Jack makes a face, “Racism is a big problem everywhere. The police have surprisingly not been a big bother. They hate black citizens more than me still. Border crossings are a pain, but my papers are in order and I don’t keep anything encrypted on the laptop when I take it with me. Everything goes up to the cloud,” by which he means, the Internet, “and I shred those portions of the drive. It looks to most anyone like there was never any private or encrypted data there.”

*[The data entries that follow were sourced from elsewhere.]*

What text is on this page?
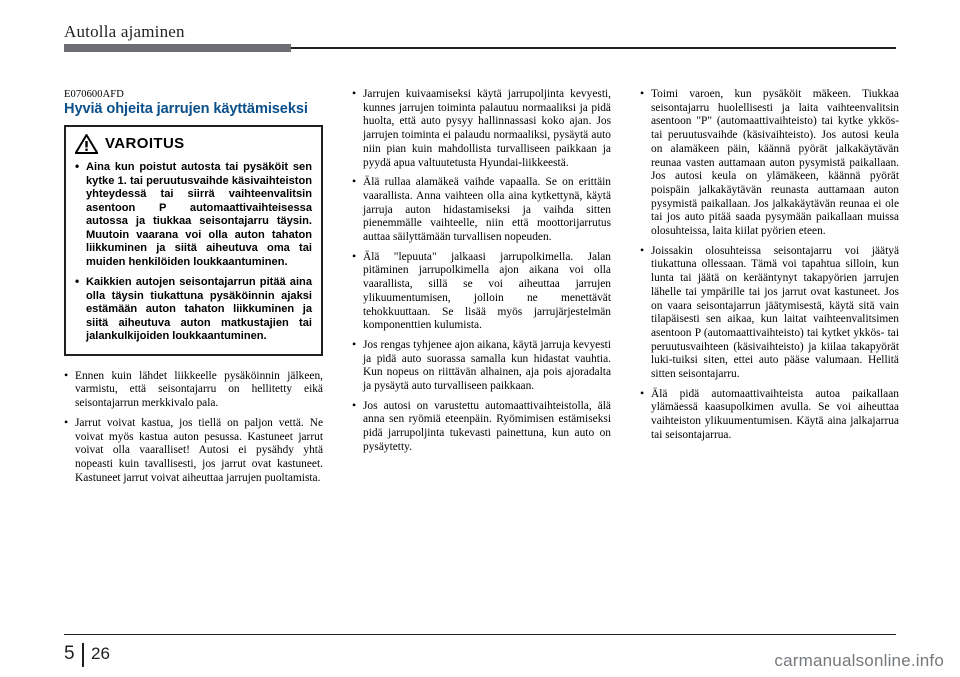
Autolla ajaminen
E070600AFD
Hyviä ohjeita jarrujen käyttämiseksi
VAROITUS
• Aina kun poistut autosta tai pysäköit sen kytke 1. tai peruutusvaihde käsivaihteiston yhteydessä tai siirrä vaihteenvalitsin asentoon P automaattivaihteisessa autossa ja tiukkaa seisontajarru täysin. Muutoin vaarana voi olla auton tahaton liikkuminen ja siitä aiheutuva oma tai muiden henkilöiden loukkaantuminen.
• Kaikkien autojen seisontajarrun pitää aina olla täysin tiukattuna pysäköinnin ajaksi estämään auton tahaton liikkuminen ja siitä aiheutuva auton matkustajien tai jalankulkijoiden loukkaantuminen.
• Ennen kuin lähdet liikkeelle pysäköinnin jälkeen, varmistu, että seisontajarru on hellitetty eikä seisontajarrun merkkivalo pala.
• Jarrut voivat kastua, jos tiellä on paljon vettä. Ne voivat myös kastua auton pesussa. Kastuneet jarrut voivat olla vaaralliset! Autosi ei pysähdy yhtä nopeasti kuin tavallisesti, jos jarrut ovat kastuneet. Kastuneet jarrut voivat aiheuttaa jarrujen puoltamista.
• Jarrujen kuivaamiseksi käytä jarrupoljinta kevyesti, kunnes jarrujen toiminta palautuu normaaliksi ja pidä huolta, että auto pysyy hallinnassasi koko ajan. Jos jarrujen toiminta ei palaudu normaaliksi, pysäytä auto niin pian kuin mahdollista turvalliseen paikkaan ja pyydä apua valtuutetusta Hyundai-liikkeestä.
• Älä rullaa alamäkeä vaihde vapaalla. Se on erittäin vaarallista. Anna vaihteen olla aina kytkettynä, käytä jarruja auton hidastamiseksi ja vaihda sitten pienemmälle vaihteelle, niin että moottorijarrutus auttaa säilyttämään turvallisen nopeuden.
• Älä "lepuuta" jalkaasi jarrupolkimella. Jalan pitäminen jarrupolkimella ajon aikana voi olla vaarallista, sillä se voi aiheuttaa jarrujen ylikuumentumisen, jolloin ne menettävät tehokkuuttaan. Se lisää myös jarrujärjestelmän komponenttien kulumista.
• Jos rengas tyhjenee ajon aikana, käytä jarruja kevyesti ja pidä auto suorassa samalla kun hidastat vauhtia. Kun nopeus on riittävän alhainen, aja pois ajoradalta ja pysäytä auto turvalliseen paikkaan.
• Jos autosi on varustettu automaattivaihteistolla, älä anna sen ryömiä eteenpäin. Ryömimisen estämiseksi pidä jarrupoljinta tukevasti painettuna, kun auto on pysäytetty.
• Toimi varoen, kun pysäköit mäkeen. Tiukkaa seisontajarru huolellisesti ja laita vaihteenvalitsin asentoon "P" (automaattivaihteisto) tai kytke ykkös- tai peruutusvaihde (käsivaihteisto). Jos autosi keula on alamäkeen päin, käännä pyörät jalkakäytävän reunaa vasten auttamaan auton pysymistä paikallaan. Jos autosi keula on ylämäkeen, käännä pyörät poispäin jalkakäytävän reunasta auttamaan auton pysymistä paikallaan. Jos jalkakäytävän reunaa ei ole tai jos auto pitää saada pysymään paikallaan muissa olosuhteissa, laita kiilat pyörien eteen.
• Joissakin olosuhteissa seisontajarru voi jäätyä tiukattuna ollessaan. Tämä voi tapahtua silloin, kun lunta tai jäätä on kerääntynyt takapyörien jarrujen lähelle tai ympärille tai jos jarrut ovat kastuneet. Jos on vaara seisontajarrun jäätymisestä, käytä sitä vain tilapäisesti sen aikaa, kun laitat vaihteenvalitsimen asentoon P (automaattivaihteisto) tai kytket ykkös- tai peruutusvaihteen (käsivaihteisto) ja kiilaa takapyörät luki-tuiksi siten, ettei auto pääse valumaan. Hellitä sitten seisontajarru.
• Älä pidä automaattivaihteista autoa paikallaan ylämäessä kaasupolkimen avulla. Se voi aiheuttaa vaihteiston ylikuumentumisen. Käytä aina jalkajarrua tai seisontajarrua.
5 26	carmanualsonline.info
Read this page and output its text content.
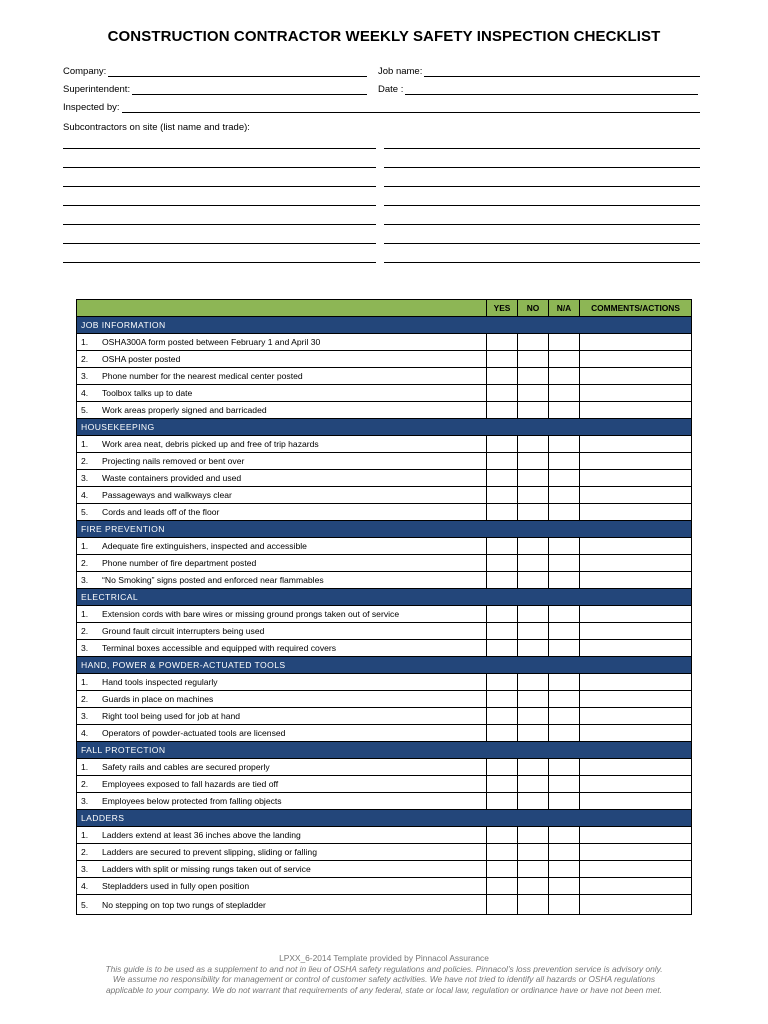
CONSTRUCTION CONTRACTOR WEEKLY SAFETY INSPECTION CHECKLIST
Company:	Job name:
Superintendent:	Date :
Inspected by:
Subcontractors on site (list name and trade):
	YES	NO	N/A	COMMENTS/ACTIONS
JOB INFORMATION				
1. OSHA300A form posted between February 1 and April 30				
2. OSHA poster posted				
3. Phone number for the nearest medical center posted				
4. Toolbox talks up to date				
5. Work areas properly signed and barricaded				
HOUSEKEEPING				
1. Work area neat, debris picked up and free of trip hazards				
2. Projecting nails removed or bent over				
3. Waste containers provided and used				
4. Passageways and walkways clear				
5. Cords and leads off of the floor				
FIRE PREVENTION				
1. Adequate fire extinguishers, inspected and accessible				
2. Phone number of fire department posted				
3. “No Smoking” signs posted and enforced near flammables				
ELECTRICAL				
1. Extension cords with bare wires or missing ground prongs taken out of service				
2. Ground fault circuit interrupters being used				
3. Terminal boxes accessible and equipped with required covers				
HAND, POWER & POWDER-ACTUATED TOOLS				
1. Hand tools inspected regularly				
2. Guards in place on machines				
3. Right tool being used for job at hand				
4. Operators of powder-actuated tools are licensed				
FALL PROTECTION				
1. Safety rails and cables are secured properly				
2. Employees exposed to fall hazards are tied off				
3. Employees below protected from falling objects				
LADDERS				
1. Ladders extend at least 36 inches above the landing				
2. Ladders are secured to prevent slipping, sliding or falling				
3. Ladders with split or missing rungs taken out of service				
4. Stepladders used in fully open position				
5. No stepping on top two rungs of stepladder				
LPXX_6-2014 Template provided by Pinnacol Assurance
This guide is to be used as a supplement to and not in lieu of OSHA safety regulations and policies. Pinnacol’s loss prevention service is advisory only.
We assume no responsibility for management or control of customer safety activities. We have not tried to identify all hazards or OSHA regulations
applicable to your company. We do not warrant that requirements of any federal, state or local law, regulation or ordinance have or have not been met.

“Well…” Acklas is not convinced, but he can’t win this one.

“Do you have a plan to get out?” Nicnus has given in on the “staying there for now” argument.

“Yes. I live close to the airport, and I have a geek friend with a minivan. I keep Canadian, US, and Euro cash on me at all times. In the event that I need to jump, I order a plane ticket or ride out with my friend. My data syncs to the cloud constantly. Destroy the hard drive contents and run. Pretty simple.”